Pydantic response_model strips extra fields from the response without error, hiding bugs
Why: FastAPI uses response_model to validate and serialise the response; any extra fields in the returned object that are not in response_model are silently stripped; if the route handler returns the wrong structure, the client gets a valid-but-incomplete response.
Detect: the client receives fewer fields than expected; comparing the route handler's return value to response_model shows discrepancies that FastAPI silently resolves.
Fix: use response_model_exclude_unset=True and add assertions in development mode that the returned object matches the expected model; or use model_config = ConfigDict(extra="forbid") in the Pydantic model to raise on unexpected fields.

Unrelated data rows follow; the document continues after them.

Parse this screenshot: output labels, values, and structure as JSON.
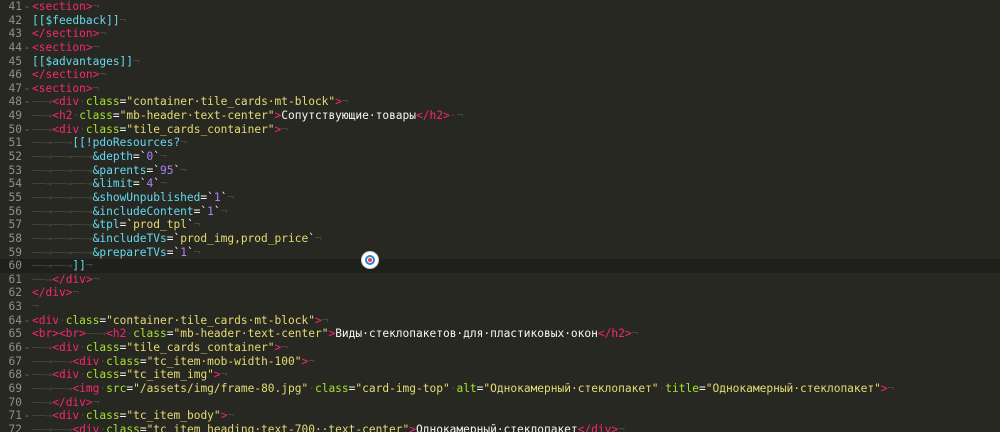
{
  "editor": {
    "current_line": 60,
    "lines": [
      {
        "n": "41",
        "fold": "-",
        "tokens": [
          [
            "tag",
            "<section>"
          ],
          [
            "ws",
            "¬"
          ]
        ]
      },
      {
        "n": "42",
        "fold": "",
        "tokens": [
          [
            "modx",
            "[[$feedback]]"
          ],
          [
            "ws",
            "¬"
          ]
        ]
      },
      {
        "n": "43",
        "fold": "",
        "tokens": [
          [
            "tag",
            "</section>"
          ],
          [
            "ws",
            "¬"
          ]
        ]
      },
      {
        "n": "44",
        "fold": "-",
        "tokens": [
          [
            "tag",
            "<section>"
          ],
          [
            "ws",
            "¬"
          ]
        ]
      },
      {
        "n": "45",
        "fold": "",
        "tokens": [
          [
            "modx",
            "[[$advantages]]"
          ],
          [
            "ws",
            "¬"
          ]
        ]
      },
      {
        "n": "46",
        "fold": "",
        "tokens": [
          [
            "tag",
            "</section>"
          ],
          [
            "ws",
            "¬"
          ]
        ]
      },
      {
        "n": "47",
        "fold": "-",
        "tokens": [
          [
            "tag",
            "<section>"
          ],
          [
            "ws",
            "¬"
          ]
        ]
      },
      {
        "n": "48",
        "fold": "-",
        "tokens": [
          [
            "ws",
            "——→"
          ],
          [
            "tag",
            "<div"
          ],
          [
            "ws",
            "·"
          ],
          [
            "attr",
            "class"
          ],
          [
            "text",
            "="
          ],
          [
            "str",
            "\"container·tile_cards·mt-block\""
          ],
          [
            "tag",
            ">"
          ],
          [
            "ws",
            "¬"
          ]
        ]
      },
      {
        "n": "49",
        "fold": "",
        "tokens": [
          [
            "ws",
            "——→"
          ],
          [
            "tag",
            "<h2"
          ],
          [
            "ws",
            "·"
          ],
          [
            "attr",
            "class"
          ],
          [
            "text",
            "="
          ],
          [
            "str",
            "\"mb-header·text-center\""
          ],
          [
            "tag",
            ">"
          ],
          [
            "text",
            "Сопутствующие·товары"
          ],
          [
            "tag",
            "</h2>"
          ],
          [
            "ws",
            "·¬"
          ]
        ]
      },
      {
        "n": "50",
        "fold": "-",
        "tokens": [
          [
            "ws",
            "——→"
          ],
          [
            "tag",
            "<div"
          ],
          [
            "ws",
            "·"
          ],
          [
            "attr",
            "class"
          ],
          [
            "text",
            "="
          ],
          [
            "str",
            "\"tile_cards_container\""
          ],
          [
            "tag",
            ">"
          ],
          [
            "ws",
            "¬"
          ]
        ]
      },
      {
        "n": "51",
        "fold": "",
        "tokens": [
          [
            "ws",
            "——→——→"
          ],
          [
            "modx",
            "[[!pdoResources?"
          ],
          [
            "ws",
            "¬"
          ]
        ]
      },
      {
        "n": "52",
        "fold": "",
        "tokens": [
          [
            "ws",
            "——→——→——→"
          ],
          [
            "modx",
            "&depth"
          ],
          [
            "text",
            "=`"
          ],
          [
            "num",
            "0"
          ],
          [
            "text",
            "`"
          ],
          [
            "ws",
            "¬"
          ]
        ]
      },
      {
        "n": "53",
        "fold": "",
        "tokens": [
          [
            "ws",
            "——→——→——→"
          ],
          [
            "modx",
            "&parents"
          ],
          [
            "text",
            "=`"
          ],
          [
            "num",
            "95"
          ],
          [
            "text",
            "`"
          ],
          [
            "ws",
            "¬"
          ]
        ]
      },
      {
        "n": "54",
        "fold": "",
        "tokens": [
          [
            "ws",
            "——→——→——→"
          ],
          [
            "modx",
            "&limit"
          ],
          [
            "text",
            "=`"
          ],
          [
            "num",
            "4"
          ],
          [
            "text",
            "`"
          ],
          [
            "ws",
            "¬"
          ]
        ]
      },
      {
        "n": "55",
        "fold": "",
        "tokens": [
          [
            "ws",
            "——→——→——→"
          ],
          [
            "modx",
            "&showUnpublished"
          ],
          [
            "text",
            "=`"
          ],
          [
            "num",
            "1"
          ],
          [
            "text",
            "`"
          ],
          [
            "ws",
            "¬"
          ]
        ]
      },
      {
        "n": "56",
        "fold": "",
        "tokens": [
          [
            "ws",
            "——→——→——→"
          ],
          [
            "modx",
            "&includeContent"
          ],
          [
            "text",
            "=`"
          ],
          [
            "num",
            "1"
          ],
          [
            "text",
            "`"
          ],
          [
            "ws",
            "¬"
          ]
        ]
      },
      {
        "n": "57",
        "fold": "",
        "tokens": [
          [
            "ws",
            "——→——→——→"
          ],
          [
            "modx",
            "&tpl"
          ],
          [
            "text",
            "=`"
          ],
          [
            "str",
            "prod_tpl"
          ],
          [
            "text",
            "`"
          ],
          [
            "ws",
            "¬"
          ]
        ]
      },
      {
        "n": "58",
        "fold": "",
        "tokens": [
          [
            "ws",
            "——→——→——→"
          ],
          [
            "modx",
            "&includeTVs"
          ],
          [
            "text",
            "=`"
          ],
          [
            "str",
            "prod_img,prod_price"
          ],
          [
            "text",
            "`"
          ],
          [
            "ws",
            "¬"
          ]
        ]
      },
      {
        "n": "59",
        "fold": "",
        "tokens": [
          [
            "ws",
            "——→——→——→"
          ],
          [
            "modx",
            "&prepareTVs"
          ],
          [
            "text",
            "=`"
          ],
          [
            "num",
            "1"
          ],
          [
            "text",
            "`"
          ],
          [
            "ws",
            "¬"
          ]
        ]
      },
      {
        "n": "60",
        "fold": "",
        "tokens": [
          [
            "ws",
            "——→——→"
          ],
          [
            "modx",
            "]]"
          ],
          [
            "ws",
            "¬"
          ]
        ]
      },
      {
        "n": "61",
        "fold": "",
        "tokens": [
          [
            "ws",
            "——→"
          ],
          [
            "tag",
            "</div>"
          ],
          [
            "ws",
            "¬"
          ]
        ]
      },
      {
        "n": "62",
        "fold": "",
        "tokens": [
          [
            "tag",
            "</div>"
          ],
          [
            "ws",
            "¬"
          ]
        ]
      },
      {
        "n": "63",
        "fold": "",
        "tokens": [
          [
            "ws",
            "¬"
          ]
        ]
      },
      {
        "n": "64",
        "fold": "-",
        "tokens": [
          [
            "tag",
            "<div"
          ],
          [
            "ws",
            "·"
          ],
          [
            "attr",
            "class"
          ],
          [
            "text",
            "="
          ],
          [
            "str",
            "\"container·tile_cards·mt-block\""
          ],
          [
            "tag",
            ">"
          ],
          [
            "ws",
            "¬"
          ]
        ]
      },
      {
        "n": "65",
        "fold": "",
        "tokens": [
          [
            "tag",
            "<br><br>"
          ],
          [
            "ws",
            "——→"
          ],
          [
            "tag",
            "<h2"
          ],
          [
            "ws",
            "·"
          ],
          [
            "attr",
            "class"
          ],
          [
            "text",
            "="
          ],
          [
            "str",
            "\"mb-header·text-center\""
          ],
          [
            "tag",
            ">"
          ],
          [
            "text",
            "Виды·стеклопакетов·для·пластиковых·окон"
          ],
          [
            "tag",
            "</h2>"
          ],
          [
            "ws",
            "¬"
          ]
        ]
      },
      {
        "n": "66",
        "fold": "-",
        "tokens": [
          [
            "ws",
            "——→"
          ],
          [
            "tag",
            "<div"
          ],
          [
            "ws",
            "·"
          ],
          [
            "attr",
            "class"
          ],
          [
            "text",
            "="
          ],
          [
            "str",
            "\"tile_cards_container\""
          ],
          [
            "tag",
            ">"
          ],
          [
            "ws",
            "¬"
          ]
        ]
      },
      {
        "n": "67",
        "fold": "",
        "tokens": [
          [
            "ws",
            "——→——→"
          ],
          [
            "tag",
            "<div"
          ],
          [
            "ws",
            "·"
          ],
          [
            "attr",
            "class"
          ],
          [
            "text",
            "="
          ],
          [
            "str",
            "\"tc_item·mob-width-100\""
          ],
          [
            "tag",
            ">"
          ],
          [
            "ws",
            "¬"
          ]
        ]
      },
      {
        "n": "68",
        "fold": "-",
        "tokens": [
          [
            "ws",
            "——→"
          ],
          [
            "tag",
            "<div"
          ],
          [
            "ws",
            "·"
          ],
          [
            "attr",
            "class"
          ],
          [
            "text",
            "="
          ],
          [
            "str",
            "\"tc_item_img\""
          ],
          [
            "tag",
            ">"
          ],
          [
            "ws",
            "¬"
          ]
        ]
      },
      {
        "n": "69",
        "fold": "",
        "tokens": [
          [
            "ws",
            "——→——→"
          ],
          [
            "tag",
            "<img"
          ],
          [
            "ws",
            "·"
          ],
          [
            "attr",
            "src"
          ],
          [
            "text",
            "="
          ],
          [
            "str",
            "\"/assets/img/frame-80.jpg\""
          ],
          [
            "ws",
            "·"
          ],
          [
            "attr",
            "class"
          ],
          [
            "text",
            "="
          ],
          [
            "str",
            "\"card-img-top\""
          ],
          [
            "ws",
            "·"
          ],
          [
            "attr",
            "alt"
          ],
          [
            "text",
            "="
          ],
          [
            "str",
            "\"Однокамерный·стеклопакет\""
          ],
          [
            "ws",
            "·"
          ],
          [
            "attr",
            "title"
          ],
          [
            "text",
            "="
          ],
          [
            "str",
            "\"Однокамерный·стеклопакет\""
          ],
          [
            "tag",
            ">"
          ],
          [
            "ws",
            "¬"
          ]
        ]
      },
      {
        "n": "70",
        "fold": "",
        "tokens": [
          [
            "ws",
            "——→"
          ],
          [
            "tag",
            "</div>"
          ],
          [
            "ws",
            "¬"
          ]
        ]
      },
      {
        "n": "71",
        "fold": "-",
        "tokens": [
          [
            "ws",
            "——→"
          ],
          [
            "tag",
            "<div"
          ],
          [
            "ws",
            "·"
          ],
          [
            "attr",
            "class"
          ],
          [
            "text",
            "="
          ],
          [
            "str",
            "\"tc_item_body\""
          ],
          [
            "tag",
            ">"
          ],
          [
            "ws",
            "¬"
          ]
        ]
      },
      {
        "n": "72",
        "fold": "",
        "tokens": [
          [
            "ws",
            "——→——→"
          ],
          [
            "tag",
            "<div"
          ],
          [
            "ws",
            "·"
          ],
          [
            "attr",
            "class"
          ],
          [
            "text",
            "="
          ],
          [
            "str",
            "\"tc_item_heading·text-700··text-center\""
          ],
          [
            "tag",
            ">"
          ],
          [
            "text",
            "Однокамерный·стеклопакет"
          ],
          [
            "tag",
            "</div>"
          ],
          [
            "ws",
            "¬"
          ]
        ]
      }
    ]
  }
}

Dependency injection creates a new database connection per request instead of per session when yield is not used
Why: a get_db dependency that does not use yield creates a session but never closes it; the session stays open for the lifetime of the process rather than the request, consuming connection pool slots.
Detect: database connection count grows proportionally to requests; pool exhaustion under moderate load.
Fix: always use async def get_db() -> AsyncGenerator[AsyncSession, None]: yield session with try/finally or async with to ensure the session is closed after each request.

Connections

Open Questions

  • What is the performance ceiling of FastAPI + UvicornWorker for concurrent LLM streaming responses compared to a dedicated async queue?
  • When does the overhead of Celery/ARQ become worth it versus FastAPI BackgroundTasks for post-response logging?
  • How does FastAPI's dependency injection compare with Django DRF's permission classes for complex multi-tenant AI APIs?